A number of financial firm executives, investors and lawmakers have blamed aggressive short-selling for collapsing the stocks of banks and other Wall Street companies last fall. In a short sale, traders make money when a firm’s shares decline in value.
Today’s meeting, the first held under new SEC Chairman Mary L. Schapiro, will examine several proposals to curb short sales. The commission is expected to formalize the proposals, allowing for 60 days of comment before deciding to vote on whether to implement them.
The proposals would try to make it more difficult for short sellers to push down a stock’s price when it is already declining. One way to do so would be to allow speculators to bet against a stock only when it moves at a higher price than its last trade. On any given day, a stock may trade more than tens of thousands of times.
A more dramatic proposal would ban short-selling in a stock if it has declined by a set percentage in a day.
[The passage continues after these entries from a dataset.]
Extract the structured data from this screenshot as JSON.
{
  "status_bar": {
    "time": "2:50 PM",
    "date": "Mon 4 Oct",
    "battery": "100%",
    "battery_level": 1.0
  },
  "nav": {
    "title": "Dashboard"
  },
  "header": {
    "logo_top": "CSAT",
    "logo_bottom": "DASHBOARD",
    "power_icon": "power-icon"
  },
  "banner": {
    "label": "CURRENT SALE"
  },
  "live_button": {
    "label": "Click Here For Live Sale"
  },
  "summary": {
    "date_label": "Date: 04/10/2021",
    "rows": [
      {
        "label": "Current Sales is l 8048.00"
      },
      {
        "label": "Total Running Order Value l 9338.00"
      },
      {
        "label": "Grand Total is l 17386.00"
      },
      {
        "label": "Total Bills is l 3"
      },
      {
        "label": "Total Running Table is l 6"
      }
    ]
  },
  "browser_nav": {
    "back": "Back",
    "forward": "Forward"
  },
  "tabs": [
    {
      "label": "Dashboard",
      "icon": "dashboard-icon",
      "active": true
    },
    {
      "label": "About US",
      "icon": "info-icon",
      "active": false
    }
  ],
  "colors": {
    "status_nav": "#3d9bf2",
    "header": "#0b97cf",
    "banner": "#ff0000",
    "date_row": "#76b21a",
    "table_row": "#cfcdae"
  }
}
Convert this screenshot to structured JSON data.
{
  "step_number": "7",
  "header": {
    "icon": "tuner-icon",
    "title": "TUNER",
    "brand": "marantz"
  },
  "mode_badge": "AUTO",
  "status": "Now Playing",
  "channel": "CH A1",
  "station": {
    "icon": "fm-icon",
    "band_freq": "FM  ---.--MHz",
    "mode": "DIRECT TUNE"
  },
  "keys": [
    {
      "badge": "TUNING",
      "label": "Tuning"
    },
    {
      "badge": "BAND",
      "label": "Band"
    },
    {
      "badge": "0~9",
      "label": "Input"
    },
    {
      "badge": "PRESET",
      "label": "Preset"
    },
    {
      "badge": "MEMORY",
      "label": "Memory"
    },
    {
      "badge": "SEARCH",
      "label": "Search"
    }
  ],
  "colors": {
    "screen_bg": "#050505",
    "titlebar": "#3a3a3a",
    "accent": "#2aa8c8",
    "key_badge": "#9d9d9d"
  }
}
The SEC has been here before. In 2007, after intense study by the commission’s staff and economists, the SEC decided to end the uptick rule, a Depression-era regulation that allowed people to bet against a stock only when it was ticking up.
Last fall, in the market crisis, the SEC temporarily banned short-selling in financial stocks — a move then-SEC Chairman Christopher Cox said he regretted as a hasty response to political pressure.
In recent weeks, the SEC’s economists have circulated an outside study that found that the removal of the uptick rule in 2007 had no effect of the price of stocks.
Charles M. Jones, a professor at Columbia Business School who co-authored the study, said he was skeptical about proposals to regulate short-selling.
It’s really being done because there’s this perception that there are bear raiders, or people pushing the price around, and there is concern that there are short sellers doing that, he said. Call them manipulative or abusive. But we haven’t been able to find them in the data.
SEC officials say they are proposing the rules simply to give investors confidence that the commission is evaluating whether abusive techniques are unfairly driving down share prices. They say that it is not a foregone conclusion that the new rules will take effect; rather, they are hoping for a period of study.
This is an issue that has both strong supporters and detractors, and we will be very deliberative in our effort to determine what is in the best interest of investors, Schapiro said Monday.